The antiwar protests in Washington DC ended on Monday with two symbolic civil disobedience actions at the White House and the Pentagon. 25 people were arrested at the Pentagon while attempting to barricade two entrances and over 400 were arrested at White House (including Cindy Sheehan) during an entirely symbolic action in which participants sat down on Pennsylvania Avenue and refused three police orders to disperse.
Despite the symbolic nature of the civil disobedience at the White House, many of those arrested were held in handcuffs for up to 10 hours. According to reports from arrestees, people were detained for over 12 hours before being charged with a crime and were released in the middle of the night. The United States Park Police’s conduct in handling arrestees led Michigan Congressperson John Conyers to write a letter to the Park Police asking for clarification about arrest policies.
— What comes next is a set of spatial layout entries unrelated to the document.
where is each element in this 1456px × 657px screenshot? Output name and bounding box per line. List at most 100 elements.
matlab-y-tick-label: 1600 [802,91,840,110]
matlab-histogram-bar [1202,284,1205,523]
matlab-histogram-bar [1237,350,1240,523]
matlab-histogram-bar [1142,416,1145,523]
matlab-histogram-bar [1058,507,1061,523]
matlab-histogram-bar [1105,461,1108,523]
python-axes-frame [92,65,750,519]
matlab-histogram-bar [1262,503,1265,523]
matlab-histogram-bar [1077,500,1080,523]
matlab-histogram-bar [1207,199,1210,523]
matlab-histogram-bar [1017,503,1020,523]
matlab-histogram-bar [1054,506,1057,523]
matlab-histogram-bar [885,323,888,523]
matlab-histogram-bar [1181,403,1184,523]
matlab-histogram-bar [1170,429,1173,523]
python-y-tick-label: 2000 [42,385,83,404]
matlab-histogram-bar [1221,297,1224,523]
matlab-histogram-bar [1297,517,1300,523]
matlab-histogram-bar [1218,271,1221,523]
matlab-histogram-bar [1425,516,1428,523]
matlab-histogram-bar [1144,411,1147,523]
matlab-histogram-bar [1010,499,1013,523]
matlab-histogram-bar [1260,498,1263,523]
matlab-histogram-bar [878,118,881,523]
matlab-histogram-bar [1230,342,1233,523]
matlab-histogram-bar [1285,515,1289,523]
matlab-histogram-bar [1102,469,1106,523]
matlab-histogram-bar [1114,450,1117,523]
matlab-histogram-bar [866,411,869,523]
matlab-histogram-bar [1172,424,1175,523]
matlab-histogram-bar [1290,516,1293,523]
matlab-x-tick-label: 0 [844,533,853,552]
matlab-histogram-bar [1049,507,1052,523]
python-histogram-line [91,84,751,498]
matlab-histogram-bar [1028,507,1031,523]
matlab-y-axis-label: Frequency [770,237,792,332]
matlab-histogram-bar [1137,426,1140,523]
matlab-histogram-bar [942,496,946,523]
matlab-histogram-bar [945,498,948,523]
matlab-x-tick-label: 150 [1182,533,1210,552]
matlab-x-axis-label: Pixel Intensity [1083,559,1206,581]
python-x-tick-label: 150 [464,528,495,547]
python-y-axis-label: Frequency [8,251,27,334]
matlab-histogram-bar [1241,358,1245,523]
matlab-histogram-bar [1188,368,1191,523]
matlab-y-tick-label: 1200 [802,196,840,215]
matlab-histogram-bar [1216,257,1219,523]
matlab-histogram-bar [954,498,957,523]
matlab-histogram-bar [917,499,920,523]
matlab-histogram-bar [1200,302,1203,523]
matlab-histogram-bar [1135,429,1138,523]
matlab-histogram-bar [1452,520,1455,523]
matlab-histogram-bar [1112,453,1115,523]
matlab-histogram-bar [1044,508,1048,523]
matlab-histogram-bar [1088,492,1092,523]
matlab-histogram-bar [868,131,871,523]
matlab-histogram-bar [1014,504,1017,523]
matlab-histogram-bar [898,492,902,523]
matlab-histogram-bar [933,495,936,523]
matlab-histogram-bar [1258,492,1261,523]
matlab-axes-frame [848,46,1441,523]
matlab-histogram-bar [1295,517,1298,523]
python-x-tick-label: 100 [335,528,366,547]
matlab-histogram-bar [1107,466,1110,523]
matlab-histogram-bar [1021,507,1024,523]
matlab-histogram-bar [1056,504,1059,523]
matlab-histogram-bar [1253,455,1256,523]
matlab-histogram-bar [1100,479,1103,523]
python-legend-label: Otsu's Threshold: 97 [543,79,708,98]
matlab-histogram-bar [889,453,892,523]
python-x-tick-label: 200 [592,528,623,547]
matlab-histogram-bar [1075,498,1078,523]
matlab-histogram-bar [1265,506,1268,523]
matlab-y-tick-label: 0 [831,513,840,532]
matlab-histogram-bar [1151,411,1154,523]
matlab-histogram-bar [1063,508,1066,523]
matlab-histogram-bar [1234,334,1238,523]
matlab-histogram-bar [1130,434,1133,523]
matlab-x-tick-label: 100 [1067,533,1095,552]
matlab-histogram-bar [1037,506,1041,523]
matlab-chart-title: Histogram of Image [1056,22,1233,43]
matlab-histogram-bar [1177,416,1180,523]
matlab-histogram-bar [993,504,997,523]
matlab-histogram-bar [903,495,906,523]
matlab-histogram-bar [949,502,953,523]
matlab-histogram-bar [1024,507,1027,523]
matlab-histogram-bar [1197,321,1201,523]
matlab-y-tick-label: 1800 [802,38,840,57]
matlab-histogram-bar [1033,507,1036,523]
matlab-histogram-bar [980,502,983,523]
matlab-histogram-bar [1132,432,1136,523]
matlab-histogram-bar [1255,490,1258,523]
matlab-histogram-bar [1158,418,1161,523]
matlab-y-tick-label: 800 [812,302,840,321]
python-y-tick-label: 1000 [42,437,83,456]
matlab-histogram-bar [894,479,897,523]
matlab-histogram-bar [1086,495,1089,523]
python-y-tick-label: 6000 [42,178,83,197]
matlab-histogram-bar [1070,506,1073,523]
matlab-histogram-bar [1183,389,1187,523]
Aside from the symbolic actions, there was little other civil disobedience or direct action targeting the occupation of Iraq during the weekend. While a few hundred protestors were able to harass World Bank and International Monetary Fund (IMF) delegates attending the fall meetings of the World Bank and IMF, there was noticeably little participation from the hundreds of thousands people that protested the war a day earlier. This was no doubt due in part to the way the mobilization was organized as national antiwar coalitions rarely organize civil disobedience, and when they do, they generally separate such actions by holding them on different days. On September 24 there was a “black bloc,” but as has frequently been the case over the past few years, it failed to do anything of consequence.